Keine Toleranz gegenüber Intoleranz

Bestimmte Grundwerte seien nicht verhandelbar, dazu zählen Meinungsfreiheit oder Menschenrechte : "Da frage ich mich: Seid ihr alle wahnsinnig: Es gibt einen Grund, warum die Genfer Menschenrechtskonvention nach 1945 nicht in staatliche Souveränität gelegt wurde", erklärte Meinl-Reisinger. Sie warnte vor einer schrittweisen Aufweichung: "Man wacht nicht plötzlich in einem autoritären Staat auf."

Überall würden Feinde der offenen Gesellschaft lauern, die diese Rechte einzuschränken versuchten. Und die neue Parteichefin betont auch: "Wir Liberale dürfen nicht in unserer Toleranz blind gegenüber Intoleranz sein."

Kritik an "Parteienstaat"

Auch ihre Kritik am Parteienstaat kam nicht zu kurz: "Anscheinend ist 2018 die Nähe zur Jungen ÖVP oder die Mitgliedschaft in einer Burschenschaft das einzige Qualifikationskriterium für einen Job", das sei falsch. Parteien hätten in Wirtschaft und Medien nichts zu suchen. "Ich will eine freie Bürgergesellschaft, in der zählt, wer was kann und nicht, wer wen kennt".
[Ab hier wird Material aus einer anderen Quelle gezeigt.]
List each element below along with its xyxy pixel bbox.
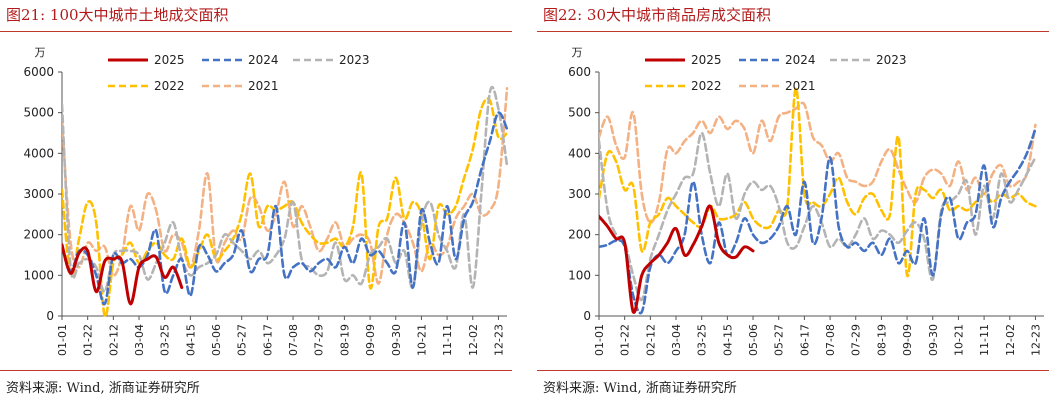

Als Herzensthema sieht Meinl-Reisinger das "geeinte Europa". "Der Raum des Friedens, der Einheit und der Chancen muss gewahrt bleiben", sagte sie. Es brauche ein Europa, das sich um die wesentlichen Fragen kümmert: Freihandel, Klimaschutz, Frieden.

Auch Bildung soll weiterhin oberste Priorität haben, es brauche eine ernsthafte Debatte darüber, was an Schulen benötigt werde. "Wir wollen Lehrer an Brennpunktschulen nicht alleine lassen", so Meinl-Reisinger.
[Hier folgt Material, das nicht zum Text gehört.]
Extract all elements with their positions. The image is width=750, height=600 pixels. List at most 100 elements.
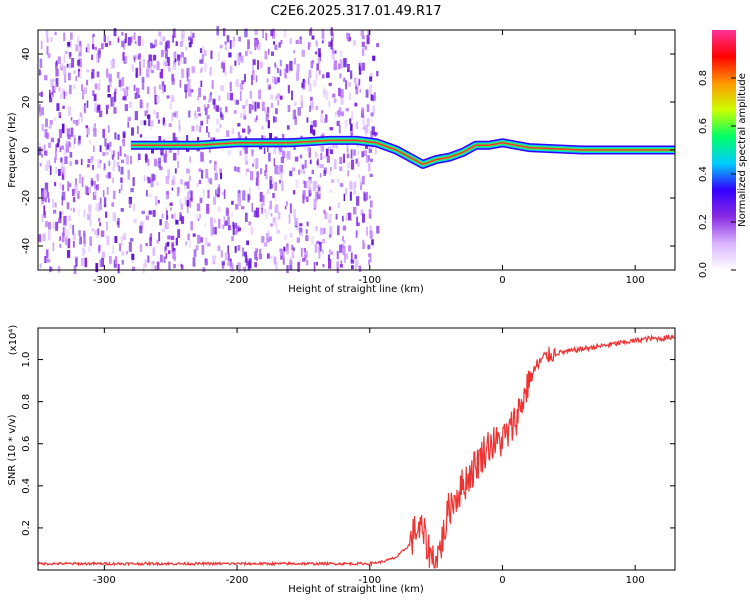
noise-speck	[148, 118, 151, 127]
noise-speck	[248, 258, 252, 269]
y-tick-label: 0.8	[21, 394, 32, 410]
noise-speck	[127, 116, 131, 121]
noise-speck	[263, 147, 266, 154]
signal-ridge	[130, 135, 675, 169]
colorbar-gradient	[712, 30, 736, 270]
snr-y-multiplier: (x10⁴)	[8, 325, 19, 356]
noise-speck	[70, 117, 73, 121]
noise-speck	[196, 214, 198, 221]
noise-speck	[237, 131, 240, 136]
noise-speck	[46, 249, 49, 259]
noise-speck	[56, 142, 60, 148]
noise-speck	[316, 261, 318, 266]
noise-speck	[108, 160, 111, 166]
noise-speck	[163, 256, 166, 263]
noise-speck	[346, 32, 349, 40]
noise-speck	[310, 120, 315, 125]
noise-speck	[280, 40, 283, 44]
noise-speck	[60, 157, 63, 163]
noise-speck	[139, 99, 143, 109]
noise-speck	[226, 130, 230, 137]
noise-speck	[372, 55, 376, 61]
noise-speck	[65, 51, 68, 55]
noise-speck	[267, 230, 270, 238]
noise-speck	[255, 39, 258, 49]
noise-speck	[44, 129, 48, 138]
colorbar-label: Normalized spectral amplitude	[737, 73, 748, 227]
colorbar: 0.0 0.2 0.4 0.6 0.8 Normalized spectral ampl…	[698, 30, 748, 278]
noise-speck	[47, 53, 51, 59]
noise-speck	[237, 197, 242, 206]
noise-speck	[273, 41, 276, 45]
noise-speck	[294, 101, 297, 106]
noise-speck	[350, 252, 353, 262]
noise-speck	[81, 258, 84, 266]
noise-speck	[177, 149, 179, 156]
noise-speck	[44, 182, 49, 192]
noise-speck	[355, 158, 358, 164]
x-tick-label: 0	[499, 575, 505, 586]
noise-speck	[279, 59, 282, 67]
noise-speck	[177, 54, 181, 61]
noise-speck	[166, 95, 170, 99]
noise-speck	[49, 89, 51, 100]
noise-speck	[150, 59, 153, 67]
noise-speck	[289, 257, 292, 265]
noise-speck	[308, 83, 312, 92]
noise-speck	[338, 87, 341, 97]
noise-speck	[213, 255, 217, 260]
noise-speck	[97, 104, 101, 111]
noise-speck	[308, 69, 312, 78]
noise-speck	[45, 221, 49, 227]
noise-speck	[228, 52, 232, 58]
noise-speck	[326, 72, 330, 78]
noise-speck	[110, 59, 113, 69]
noise-speck	[120, 166, 124, 175]
noise-speck	[314, 51, 318, 55]
noise-speck	[225, 106, 228, 113]
noise-speck	[368, 126, 371, 135]
noise-speck	[159, 219, 162, 226]
noise-speck	[168, 123, 172, 127]
noise-speck	[212, 255, 215, 265]
noise-speck	[184, 196, 187, 206]
noise-speck	[50, 266, 53, 272]
noise-speck	[70, 32, 73, 40]
noise-speck	[274, 116, 277, 123]
noise-speck	[325, 148, 329, 157]
noise-speck	[304, 159, 307, 169]
noise-speck	[328, 82, 332, 87]
noise-speck	[223, 189, 226, 199]
noise-speck	[238, 36, 241, 42]
noise-speck	[121, 77, 125, 87]
noise-speck	[193, 249, 197, 257]
noise-speck	[369, 84, 373, 94]
noise-speck	[104, 138, 107, 147]
noise-speck	[330, 167, 332, 172]
noise-speck	[368, 253, 370, 257]
noise-speck	[76, 35, 80, 46]
noise-speck	[39, 163, 42, 167]
noise-speck	[367, 30, 370, 39]
noise-speck	[275, 204, 279, 213]
noise-speck	[95, 203, 99, 211]
noise-speck	[370, 115, 373, 123]
noise-speck	[141, 220, 144, 227]
noise-speck	[84, 257, 88, 268]
x-tick-label: -200	[226, 575, 249, 586]
noise-speck	[74, 191, 79, 194]
noise-speck	[273, 256, 277, 265]
noise-speck	[351, 159, 355, 170]
noise-speck	[288, 214, 291, 224]
noise-speck	[340, 96, 344, 105]
noise-speck	[267, 145, 269, 153]
noise-speck	[284, 234, 288, 241]
x-tick-label: 0	[499, 275, 505, 286]
noise-speck	[284, 206, 287, 210]
noise-speck	[168, 261, 171, 271]
noise-speck	[171, 73, 175, 82]
noise-speck	[253, 210, 257, 217]
noise-speck	[99, 160, 102, 164]
noise-speck	[218, 95, 221, 101]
Außerdem würden die Menschen eine "permante Polarisierung" nicht mehr ertragen. "Sie wollen Lösungen. Dieser Mitte will ich eine Stimme geben. Das sind die Macher und die Leister", so Meinl-Reisinger. "Ich werde nicht nach links und nicht nach rechts, sondern nach vorne gehen."

Emotionaler Abschied

Zuvor wurde der Abschied von Matthias Strolz zelebriert: Für ihn gab es Standing Ovations, Jubel und langen Applaus. Der Neos-Gründer begann seine Abschiedsrede gleich mit einer Entschuldigung bei Irmgard Griss. Das Best-Of-Video seiner Reden brachte ihn in Erklärungsnot, hatte er doch seiner Allianzpartnerin vor einem Jahr versprochen, keine Schimpfworte mehr zu verwenden: "Dazwischen waren wohlgewählte Worte", versicherte er Griss, die – obwohl kein Mitglied – auch bei der Mitgliederversammlung teilnahm.
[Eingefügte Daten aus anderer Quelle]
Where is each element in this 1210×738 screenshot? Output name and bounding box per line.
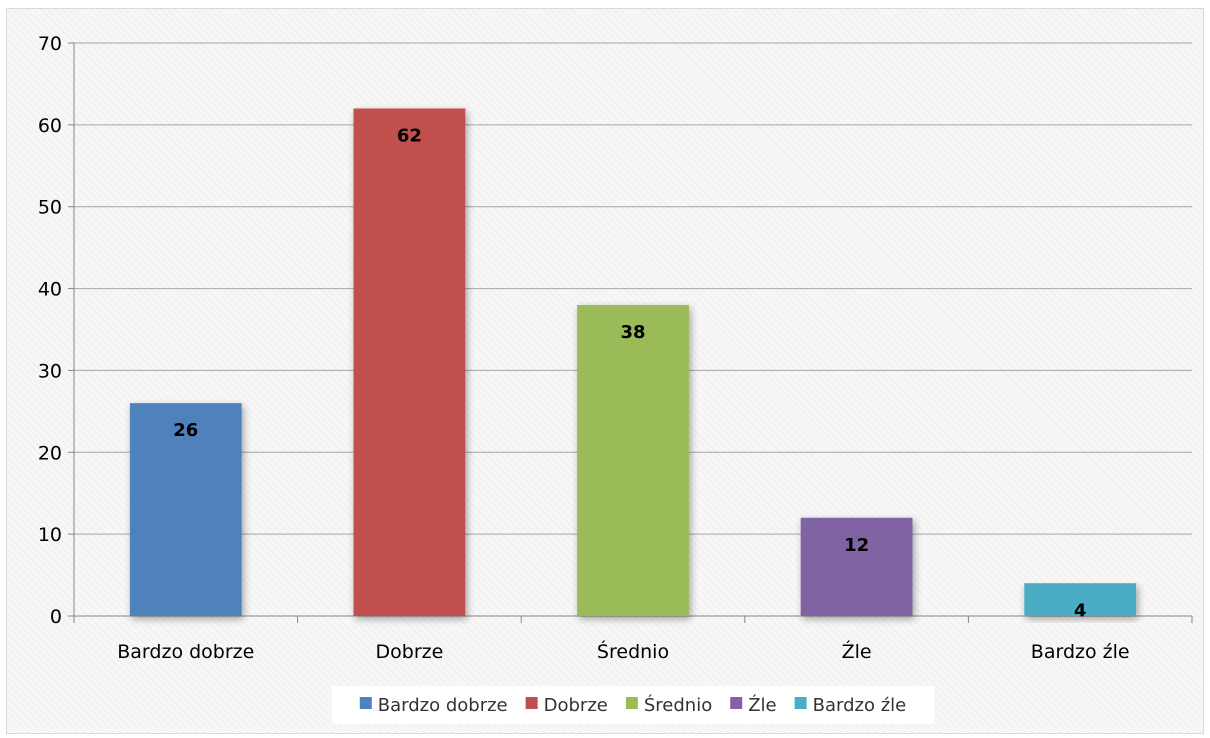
legend-item: Bardzo źle bbox=[794, 695, 907, 716]
bar bbox=[353, 108, 466, 616]
y-tick-label: 30 bbox=[38, 360, 62, 382]
y-tick-label: 0 bbox=[50, 606, 62, 628]
y-tick-label: 10 bbox=[38, 524, 62, 546]
y-tick-label: 40 bbox=[38, 279, 62, 301]
data-labels: 26 62 38 12 4 bbox=[173, 125, 1086, 621]
legend: Bardzo dobrze Dobrze Średnio Źle Bardzo źle bbox=[331, 686, 935, 724]
y-tick-label: 60 bbox=[38, 115, 62, 137]
data-label: 26 bbox=[173, 420, 198, 441]
legend-swatch bbox=[794, 697, 807, 709]
x-category-label: Dobrze bbox=[376, 641, 444, 663]
data-label: 12 bbox=[844, 535, 869, 556]
legend-item: Bardzo dobrze bbox=[359, 695, 508, 716]
data-label: 38 bbox=[620, 322, 645, 343]
bar bbox=[129, 403, 242, 616]
bar bbox=[1024, 583, 1137, 616]
legend-swatch bbox=[525, 697, 538, 709]
legend-item: Źle bbox=[730, 694, 777, 716]
legend-label: Dobrze bbox=[544, 695, 608, 716]
legend-label: Średnio bbox=[644, 694, 712, 716]
x-category-label: Bardzo dobrze bbox=[117, 641, 254, 663]
y-tick-label: 70 bbox=[38, 33, 62, 55]
legend-item: Dobrze bbox=[525, 695, 608, 716]
x-category-label: Źle bbox=[842, 640, 872, 663]
legend-label: Źle bbox=[748, 694, 776, 716]
legend-entries: Bardzo dobrze Dobrze Średnio Źle Bardzo źle bbox=[359, 694, 907, 716]
legend-label: Bardzo źle bbox=[813, 695, 907, 716]
data-label: 4 bbox=[1074, 600, 1087, 621]
y-tick-label: 20 bbox=[38, 442, 62, 464]
x-category-label: Bardzo źle bbox=[1031, 641, 1130, 663]
axes: 0 10 20 30 40 50 60 70 Bardzo dobrze Dobrze Średni… bbox=[38, 33, 1193, 663]
data-label: 62 bbox=[397, 125, 422, 146]
legend-swatch bbox=[359, 697, 372, 709]
legend-swatch bbox=[730, 697, 743, 709]
bar bbox=[577, 304, 689, 616]
x-category-label: Średnio bbox=[597, 639, 669, 663]
bar bbox=[800, 517, 913, 616]
y-tick-label: 50 bbox=[38, 197, 62, 219]
legend-label: Bardzo dobrze bbox=[378, 695, 508, 716]
legend-item: Średnio bbox=[625, 694, 712, 716]
bars bbox=[129, 108, 1137, 616]
legend-swatch bbox=[625, 697, 638, 709]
Doch bei seinem Dank an Griss, konnte er sich wieder nicht halten: "Danke, dass du dich für uns entschieden hast, du tust uns saugut."

Dank für Mitstreiter

Auch für seine Mitstreiterin Angelika Mlinar, die für die Neos im EU-Parlament sitzt und mit der es zuletzt Schwierigkeiten gab, fand er lobende Worte: "Sie ist eine Säule der Bewegung, ohne sie wären wir heute nicht da" – auch für sie gab es Standing Ovations, obwohl sie erst kürzlich via STANDARD-Interview verkündet hatte, wegen mangelnder Unterstützung aus den eigenen Reihen nicht mehr für die Neos als Spitzenkandidatin für die EU-Wahl 2019 zur Verfügung zu stehen.

Strolz machte eine kleine Tour durch die Geschichte der Parteigründung: "Der Mut hat erst reifen müssen", erzählte er von Abenden mit Mitgründer Veit Dengler mit Weinbegleitung. Bis sie dann wirklich die Neos ins Leben riefen. Strolz betonte, die Neos seien wichtiger denn je: In Europa gebe es eine "große Abbruchbirne Richtung Demokratie". So eine Situation sei in den letzten Jahren noch undenkbar gewesen. "Es ist der Kampf unserer Generation für die liberale Demokatie und wir sind bereit diesen Kampf zu führen."

"Müssen Trump und Putin hinterfragen"

Beim Thema Europa kam Strolz wieder in Fahrt und griff auf altbekannte Emotionen zurück: "Wir wissen nicht, ob unsere EU noch in zehn Jahren Bestand hat. Wir müssen Putin, Trump hinterfragen. Wir suchen nicht nach der einfachen Antwort, nach dem starken Mann, wir suchen Lösungen."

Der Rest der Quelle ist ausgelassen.